Actividad citotóxica en líneas celulares tumorales humanas de 16 derivados tipo bis (espiro-2,4-dihidro-3H-pirazol-3-ona) ciclopropano

Abstract

Abstract: Pyrazole and it s derivatives are heterocyclic compounds widely used for the design of new ATP-competitive CDK inhibitors, which aim to stop the cancer cell cycle.
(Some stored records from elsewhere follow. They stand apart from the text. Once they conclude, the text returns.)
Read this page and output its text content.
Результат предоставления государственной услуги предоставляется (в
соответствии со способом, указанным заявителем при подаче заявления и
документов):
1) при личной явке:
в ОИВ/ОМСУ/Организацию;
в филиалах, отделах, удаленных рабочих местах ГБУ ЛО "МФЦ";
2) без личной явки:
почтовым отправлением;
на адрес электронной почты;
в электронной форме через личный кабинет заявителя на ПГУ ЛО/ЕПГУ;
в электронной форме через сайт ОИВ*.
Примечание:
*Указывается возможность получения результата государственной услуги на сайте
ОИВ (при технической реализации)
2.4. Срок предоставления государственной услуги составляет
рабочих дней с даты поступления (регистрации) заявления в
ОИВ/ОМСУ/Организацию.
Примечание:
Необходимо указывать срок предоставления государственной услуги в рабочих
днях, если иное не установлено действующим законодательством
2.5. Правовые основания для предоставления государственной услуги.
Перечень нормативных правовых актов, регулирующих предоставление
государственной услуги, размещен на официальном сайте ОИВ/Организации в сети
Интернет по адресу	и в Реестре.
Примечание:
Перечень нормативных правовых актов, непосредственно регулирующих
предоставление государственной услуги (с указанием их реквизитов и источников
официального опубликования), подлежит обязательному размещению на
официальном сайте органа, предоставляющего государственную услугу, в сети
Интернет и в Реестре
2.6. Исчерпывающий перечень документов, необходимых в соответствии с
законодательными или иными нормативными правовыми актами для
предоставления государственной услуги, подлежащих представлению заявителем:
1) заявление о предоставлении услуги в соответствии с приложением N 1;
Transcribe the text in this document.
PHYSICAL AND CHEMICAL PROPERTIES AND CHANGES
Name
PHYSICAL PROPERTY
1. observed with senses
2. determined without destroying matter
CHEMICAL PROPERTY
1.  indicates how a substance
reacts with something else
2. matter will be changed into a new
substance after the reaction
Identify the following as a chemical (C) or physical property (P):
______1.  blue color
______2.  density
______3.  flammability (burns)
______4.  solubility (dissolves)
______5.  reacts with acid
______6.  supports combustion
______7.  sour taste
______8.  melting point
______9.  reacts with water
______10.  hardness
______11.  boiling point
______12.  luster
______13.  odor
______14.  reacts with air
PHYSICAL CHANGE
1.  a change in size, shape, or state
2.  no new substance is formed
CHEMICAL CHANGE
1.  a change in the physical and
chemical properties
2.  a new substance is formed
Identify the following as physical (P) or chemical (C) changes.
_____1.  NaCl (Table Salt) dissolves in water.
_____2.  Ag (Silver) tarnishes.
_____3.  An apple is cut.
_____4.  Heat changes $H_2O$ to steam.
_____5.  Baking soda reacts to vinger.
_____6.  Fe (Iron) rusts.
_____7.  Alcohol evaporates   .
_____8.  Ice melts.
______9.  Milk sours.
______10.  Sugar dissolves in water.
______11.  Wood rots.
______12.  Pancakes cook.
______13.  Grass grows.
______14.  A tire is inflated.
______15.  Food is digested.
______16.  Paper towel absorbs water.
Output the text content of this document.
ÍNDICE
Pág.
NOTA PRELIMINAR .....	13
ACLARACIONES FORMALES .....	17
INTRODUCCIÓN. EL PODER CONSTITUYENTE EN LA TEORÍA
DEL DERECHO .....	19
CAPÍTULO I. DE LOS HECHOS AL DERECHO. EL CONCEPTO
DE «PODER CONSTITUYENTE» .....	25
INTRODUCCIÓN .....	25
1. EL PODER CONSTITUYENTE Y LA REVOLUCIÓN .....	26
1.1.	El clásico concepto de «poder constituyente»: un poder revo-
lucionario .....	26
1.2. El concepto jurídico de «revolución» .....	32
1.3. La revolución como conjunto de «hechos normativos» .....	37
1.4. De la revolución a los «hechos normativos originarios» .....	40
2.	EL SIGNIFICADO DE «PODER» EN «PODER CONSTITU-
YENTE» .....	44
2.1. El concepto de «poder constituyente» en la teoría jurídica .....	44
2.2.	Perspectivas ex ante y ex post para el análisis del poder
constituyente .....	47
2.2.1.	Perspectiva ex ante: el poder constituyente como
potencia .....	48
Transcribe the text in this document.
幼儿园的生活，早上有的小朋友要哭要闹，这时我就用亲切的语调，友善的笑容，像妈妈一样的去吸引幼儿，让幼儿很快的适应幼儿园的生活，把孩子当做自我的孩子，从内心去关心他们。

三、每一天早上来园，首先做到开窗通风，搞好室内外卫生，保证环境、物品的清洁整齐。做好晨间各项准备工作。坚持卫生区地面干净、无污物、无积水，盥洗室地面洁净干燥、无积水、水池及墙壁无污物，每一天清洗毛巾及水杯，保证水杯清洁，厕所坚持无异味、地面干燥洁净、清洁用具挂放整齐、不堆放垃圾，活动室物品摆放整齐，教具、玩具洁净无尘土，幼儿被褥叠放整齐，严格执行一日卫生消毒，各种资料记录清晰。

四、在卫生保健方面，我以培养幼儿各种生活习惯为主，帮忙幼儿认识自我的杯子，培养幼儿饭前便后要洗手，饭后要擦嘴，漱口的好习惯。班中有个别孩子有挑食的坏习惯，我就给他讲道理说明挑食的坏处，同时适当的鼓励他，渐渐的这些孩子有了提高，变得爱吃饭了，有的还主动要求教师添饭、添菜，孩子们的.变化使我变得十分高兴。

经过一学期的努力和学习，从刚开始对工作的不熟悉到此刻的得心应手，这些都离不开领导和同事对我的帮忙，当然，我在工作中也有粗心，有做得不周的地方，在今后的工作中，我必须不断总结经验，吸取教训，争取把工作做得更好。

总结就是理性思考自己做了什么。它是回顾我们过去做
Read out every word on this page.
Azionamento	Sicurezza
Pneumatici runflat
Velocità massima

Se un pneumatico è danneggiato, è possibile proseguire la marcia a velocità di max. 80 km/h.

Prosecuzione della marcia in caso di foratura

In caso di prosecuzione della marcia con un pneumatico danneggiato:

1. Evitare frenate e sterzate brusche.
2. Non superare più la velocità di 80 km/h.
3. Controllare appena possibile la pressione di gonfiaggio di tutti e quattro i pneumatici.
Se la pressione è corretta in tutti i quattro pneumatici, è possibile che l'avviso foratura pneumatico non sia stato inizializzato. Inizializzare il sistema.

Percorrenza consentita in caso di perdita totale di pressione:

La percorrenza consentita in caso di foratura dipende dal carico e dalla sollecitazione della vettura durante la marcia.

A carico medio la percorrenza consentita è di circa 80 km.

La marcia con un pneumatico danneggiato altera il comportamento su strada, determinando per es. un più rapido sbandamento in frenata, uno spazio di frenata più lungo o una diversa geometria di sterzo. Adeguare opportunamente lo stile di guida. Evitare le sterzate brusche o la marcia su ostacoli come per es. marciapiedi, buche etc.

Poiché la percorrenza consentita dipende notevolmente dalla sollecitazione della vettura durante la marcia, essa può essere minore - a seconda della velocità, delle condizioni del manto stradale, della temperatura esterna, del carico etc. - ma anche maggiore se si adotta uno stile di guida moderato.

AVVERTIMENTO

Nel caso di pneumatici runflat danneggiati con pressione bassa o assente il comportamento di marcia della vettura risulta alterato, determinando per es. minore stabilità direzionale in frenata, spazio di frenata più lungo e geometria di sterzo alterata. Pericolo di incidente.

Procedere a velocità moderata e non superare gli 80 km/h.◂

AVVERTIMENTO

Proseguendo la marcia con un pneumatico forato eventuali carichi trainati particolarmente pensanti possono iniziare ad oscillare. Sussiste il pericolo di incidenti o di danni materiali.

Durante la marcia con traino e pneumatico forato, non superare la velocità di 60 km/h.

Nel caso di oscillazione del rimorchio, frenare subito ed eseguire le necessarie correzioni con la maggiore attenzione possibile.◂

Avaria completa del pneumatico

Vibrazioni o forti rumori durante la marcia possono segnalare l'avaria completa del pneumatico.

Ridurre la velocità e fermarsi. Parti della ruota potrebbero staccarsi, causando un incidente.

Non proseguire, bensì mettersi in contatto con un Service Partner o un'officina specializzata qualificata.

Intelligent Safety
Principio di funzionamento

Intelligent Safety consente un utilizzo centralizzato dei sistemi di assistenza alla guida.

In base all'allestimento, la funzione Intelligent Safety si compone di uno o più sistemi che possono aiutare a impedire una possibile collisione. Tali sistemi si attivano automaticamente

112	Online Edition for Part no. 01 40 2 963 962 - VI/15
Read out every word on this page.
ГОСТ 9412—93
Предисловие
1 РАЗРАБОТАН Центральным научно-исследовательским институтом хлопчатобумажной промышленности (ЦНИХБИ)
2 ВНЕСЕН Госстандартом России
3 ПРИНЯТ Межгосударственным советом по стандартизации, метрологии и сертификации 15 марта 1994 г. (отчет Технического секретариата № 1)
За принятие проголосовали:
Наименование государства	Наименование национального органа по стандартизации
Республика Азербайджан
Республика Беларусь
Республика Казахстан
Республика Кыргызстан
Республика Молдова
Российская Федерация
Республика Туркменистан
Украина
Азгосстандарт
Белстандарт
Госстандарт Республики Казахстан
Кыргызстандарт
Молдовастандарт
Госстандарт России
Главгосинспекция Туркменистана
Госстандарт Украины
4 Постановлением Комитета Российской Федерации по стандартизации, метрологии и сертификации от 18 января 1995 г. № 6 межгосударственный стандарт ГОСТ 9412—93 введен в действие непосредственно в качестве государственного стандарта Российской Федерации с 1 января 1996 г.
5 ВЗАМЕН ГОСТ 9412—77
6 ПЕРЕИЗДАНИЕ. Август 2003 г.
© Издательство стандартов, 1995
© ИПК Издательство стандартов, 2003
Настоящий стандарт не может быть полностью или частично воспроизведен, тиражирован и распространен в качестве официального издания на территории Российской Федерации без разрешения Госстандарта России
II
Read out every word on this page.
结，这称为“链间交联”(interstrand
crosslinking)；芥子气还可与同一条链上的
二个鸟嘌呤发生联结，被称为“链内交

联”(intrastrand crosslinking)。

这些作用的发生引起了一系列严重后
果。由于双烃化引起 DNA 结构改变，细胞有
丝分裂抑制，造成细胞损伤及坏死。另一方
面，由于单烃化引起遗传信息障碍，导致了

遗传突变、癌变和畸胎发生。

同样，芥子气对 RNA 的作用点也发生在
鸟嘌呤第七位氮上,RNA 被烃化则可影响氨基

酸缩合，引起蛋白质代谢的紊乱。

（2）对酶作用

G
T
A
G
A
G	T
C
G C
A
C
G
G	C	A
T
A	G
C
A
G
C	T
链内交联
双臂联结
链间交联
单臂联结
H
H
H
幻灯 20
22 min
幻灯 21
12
The present work consists in determining the antiproliferative activity in human tumor cell lines (RKO, PC-3, HeLa, A-549 and MCF-7) of 16 derivate of type bis (spiro-2,4-dihydro-3H-pyrazole- 3one) cyclopropane at 100 μM concentrations, as well a calculating the IC50 of the most potent compounds and assessing their cytostatic effect on cell lines that showed sensitivity. The results obtained demonstrate that the 4d, 4k, 4q, 4r and 4s derivatives inhibit cell growth in the RKO, PC-3 and HeLa tumor lines, while the 4e and 6e derivatives in RKO and HeLa. The IC50 range of effective derivatives was 49.79 μM to 114.80 μM, with 4r and 4s derivatives with fluorinated substituents at the R3 position of the aryl being the most potent in the three tumor lines. As for the mechanism of inhibition exerted by the seven derivatives, it was determined by flow cytometry that derivatives 4k, 4q, 4r and 4s induce G0/G1 phase arrest in both RKO and PC-3; however, in the HeLa tumor line derivatives 4q, 4r and 4s acted on the G2/M phase; likewise, 4e and 6e showed cycle arrest in the G0/G1 phase in RKO cells and arrest in the S phase in the HeLa tumor line; while, the 4d derivative showed arrest of the S phase in RKO cells.